Elrond remarqua que sa fille avait pâli, elle était livide, plus pâle qu'une statue. Pensant qu'elle risquait de se trouver mal, il fit apparaître une petite table sur laquelle était posée deux verres et une carafe du meilleur hydromel de Madame Rosemerta. Il remplit les deux verres et en tendit un à Idril.

-Bois ceci, et écoute moi : Tu seras bientôt confrontée à ton destin, dans un avenir proche. Mais, ce que tu devras accomplir, je l'ignore. Mais, tu dois être prête à tout !

-Mais, la guerre contre Voldemort, Harry, il a besoin de moi ! Je dois l'aider !

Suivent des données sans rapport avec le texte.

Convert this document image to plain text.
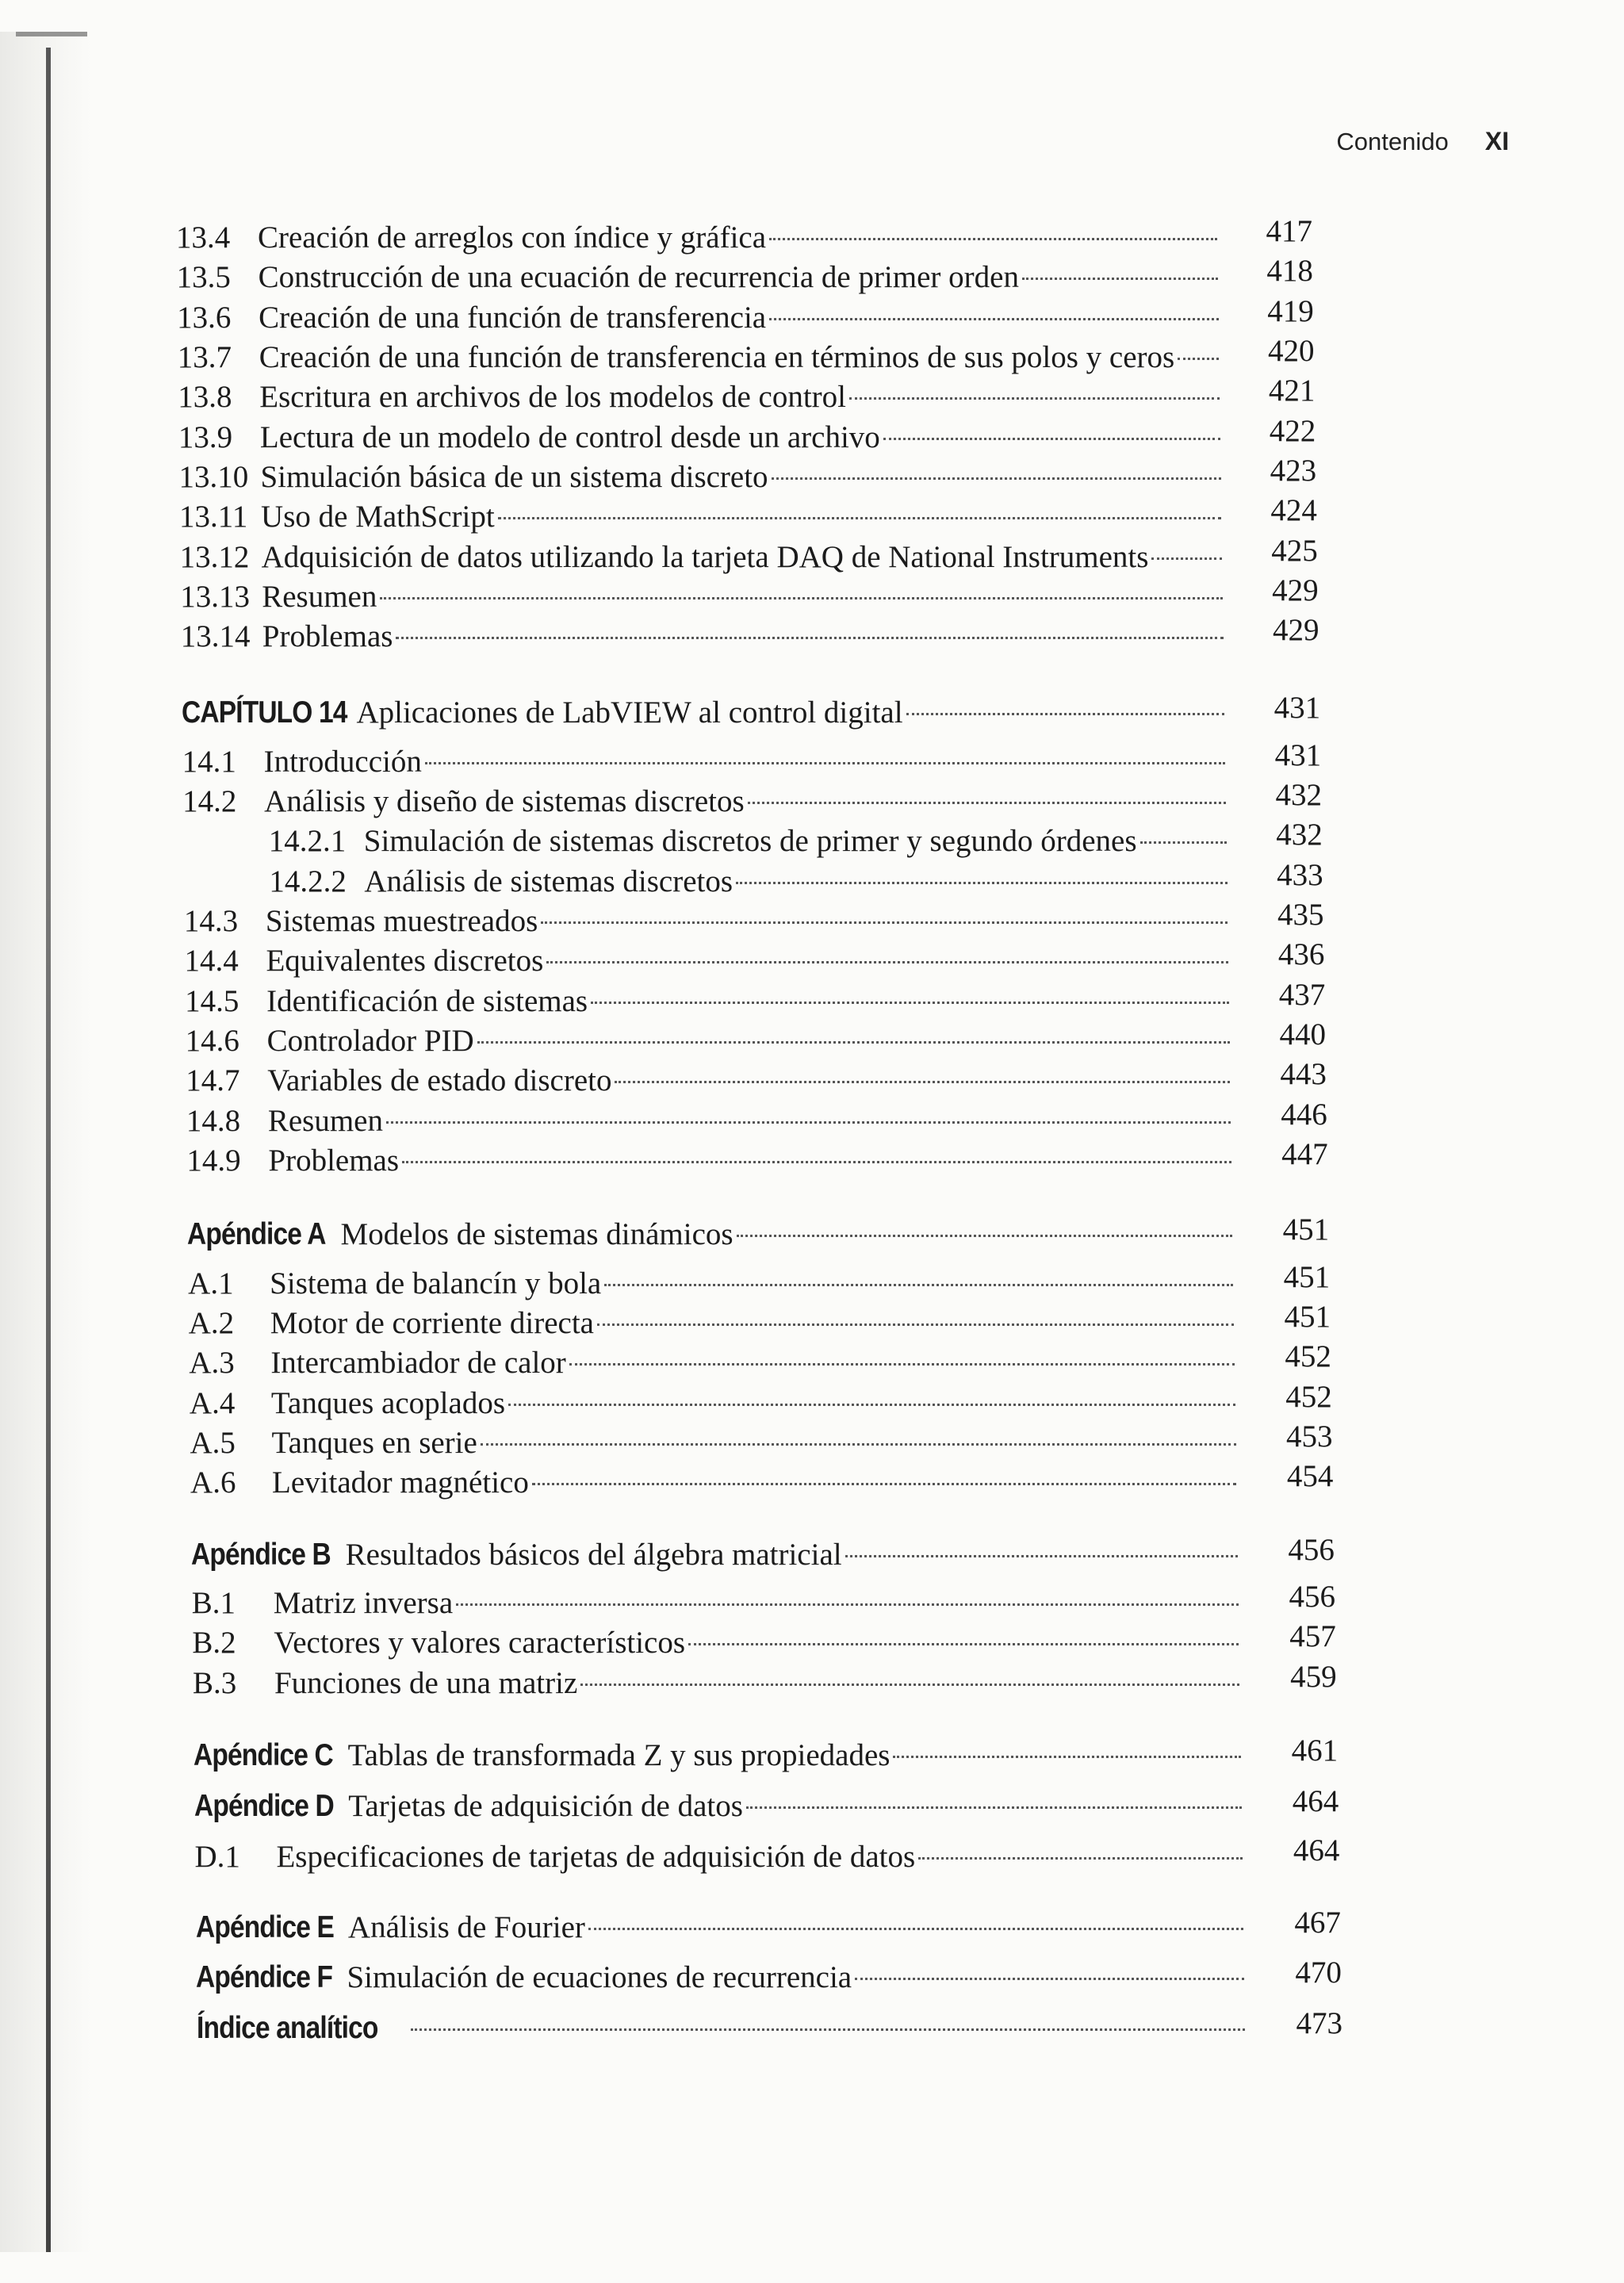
Contenido XI
13.4 Creación de arreglos con índice y gráfica	417
13.5 Construcción de una ecuación de recurrencia de primer orden	418
13.6 Creación de una función de transferencia	419
13.7 Creación de una función de transferencia en términos de sus polos y ceros	420
13.8 Escritura en archivos de los modelos de control	421
13.9 Lectura de un modelo de control desde un archivo	422
13.10 Simulación básica de un sistema discreto	423
13.11 Uso de MathScript	424
13.12 Adquisición de datos utilizando la tarjeta DAQ de National Instruments	425
13.13 Resumen	429
13.14 Problemas	429
CAPÍTULO 14 Aplicaciones de LabVIEW al control digital	431
14.1 Introducción	431
14.2 Análisis y diseño de sistemas discretos	432
14.2.1 Simulación de sistemas discretos de primer y segundo órdenes	432
14.2.2 Análisis de sistemas discretos	433
14.3 Sistemas muestreados	435
14.4 Equivalentes discretos	436
14.5 Identificación de sistemas	437
14.6 Controlador PID	440
14.7 Variables de estado discreto	443
14.8 Resumen	446
14.9 Problemas	447
Apéndice A Modelos de sistemas dinámicos	451
A.1	Sistema de balancín y bola	451
A.2	Motor de corriente directa	451
A.3	Intercambiador de calor	452
A.4	Tanques acoplados	452
A.5	Tanques en serie	453
A.6	Levitador magnético	454
Apéndice B Resultados básicos del álgebra matricial	456
B.1	Matriz inversa	456
B.2	Vectores y valores característicos	457
B.3	Funciones de una matriz	459
Apéndice C Tablas de transformada Z y sus propiedades	461
Apéndice D Tarjetas de adquisición de datos	464
D.1	Especificaciones de tarjetas de adquisición de datos	464
Apéndice E Análisis de Fourier	467
Apéndice F Simulación de ecuaciones de recurrencia	470
Índice analítico	473
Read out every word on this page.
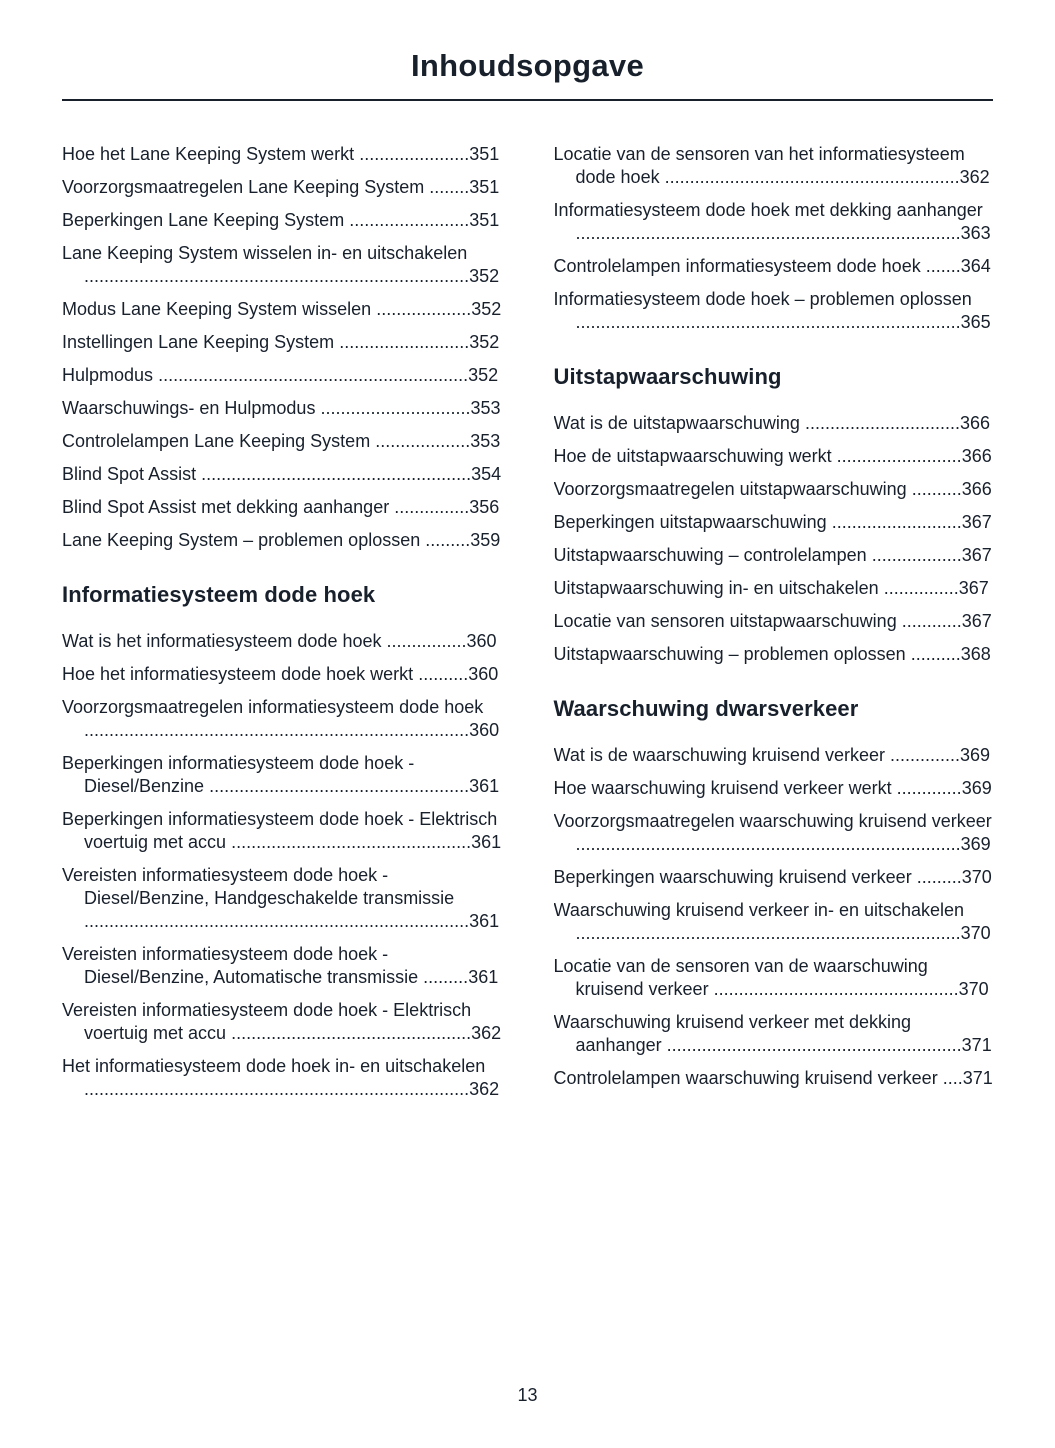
Inhoudsopgave
Hoe het Lane Keeping System werkt ......................351
Voorzorgsmaatregelen Lane Keeping System ........351
Beperkingen Lane Keeping System ........................351
Lane Keeping System wisselen in- en uitschakelen .............................................................................352
Modus Lane Keeping System wisselen ...................352
Instellingen Lane Keeping System ..........................352
Hulpmodus ..............................................................352
Waarschuwings- en Hulpmodus ..............................353
Controlelampen Lane Keeping System ...................353
Blind Spot Assist ......................................................354
Blind Spot Assist met dekking aanhanger ...............356
Lane Keeping System – problemen oplossen .........359
Informatiesysteem dode hoek
Wat is het informatiesysteem dode hoek ................360
Hoe het informatiesysteem dode hoek werkt ..........360
Voorzorgsmaatregelen informatiesysteem dode hoek .............................................................................360
Beperkingen informatiesysteem dode hoek - Diesel/Benzine ....................................................361
Beperkingen informatiesysteem dode hoek - Elektrisch voertuig met accu ................................................361
Vereisten informatiesysteem dode hoek - Diesel/Benzine, Handgeschakelde transmissie .............................................................................361
Vereisten informatiesysteem dode hoek - Diesel/Benzine, Automatische transmissie .........361
Vereisten informatiesysteem dode hoek - Elektrisch voertuig met accu ................................................362
Het informatiesysteem dode hoek in- en uitschakelen .............................................................................362
Locatie van de sensoren van het informatiesysteem dode hoek ...........................................................362
Informatiesysteem dode hoek met dekking aanhanger .............................................................................363
Controlelampen informatiesysteem dode hoek .......364
Informatiesysteem dode hoek – problemen oplossen .............................................................................365
Uitstapwaarschuwing
Wat is de uitstapwaarschuwing ...............................366
Hoe de uitstapwaarschuwing werkt .........................366
Voorzorgsmaatregelen uitstapwaarschuwing ..........366
Beperkingen uitstapwaarschuwing ..........................367
Uitstapwaarschuwing – controlelampen ..................367
Uitstapwaarschuwing in- en uitschakelen ...............367
Locatie van sensoren uitstapwaarschuwing ............367
Uitstapwaarschuwing – problemen oplossen ..........368
Waarschuwing dwarsverkeer
Wat is de waarschuwing kruisend verkeer ..............369
Hoe waarschuwing kruisend verkeer werkt .............369
Voorzorgsmaatregelen waarschuwing kruisend verkeer .............................................................................369
Beperkingen waarschuwing kruisend verkeer .........370
Waarschuwing kruisend verkeer in- en uitschakelen .............................................................................370
Locatie van de sensoren van de waarschuwing kruisend verkeer .................................................370
Waarschuwing kruisend verkeer met dekking aanhanger ...........................................................371
Controlelampen waarschuwing kruisend verkeer ....371
13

-Ton cousin est « Celui-qui-a-survécut », Harry Potter « Le Survivant » Il devra comme toi affronter seul son destin et « Tuer ou être Tué » ! Tu l'as déjà aidé autant que tu le pouvais, maintenant tu dois aller de l'avant ! Tes amis sont ta plus grande force, mais aussi ta plus grande faiblesse, prends garde ! Qui sait les Forces Maléfiques que tu devras affronter !

Idril se ressaisit, mais milles pensées se pressaient dans son esprit. Elle aurait voulu que tout ceci soit faux, mais au fond d'elle, quelque chose lui disait que tout cela était hélas vrai.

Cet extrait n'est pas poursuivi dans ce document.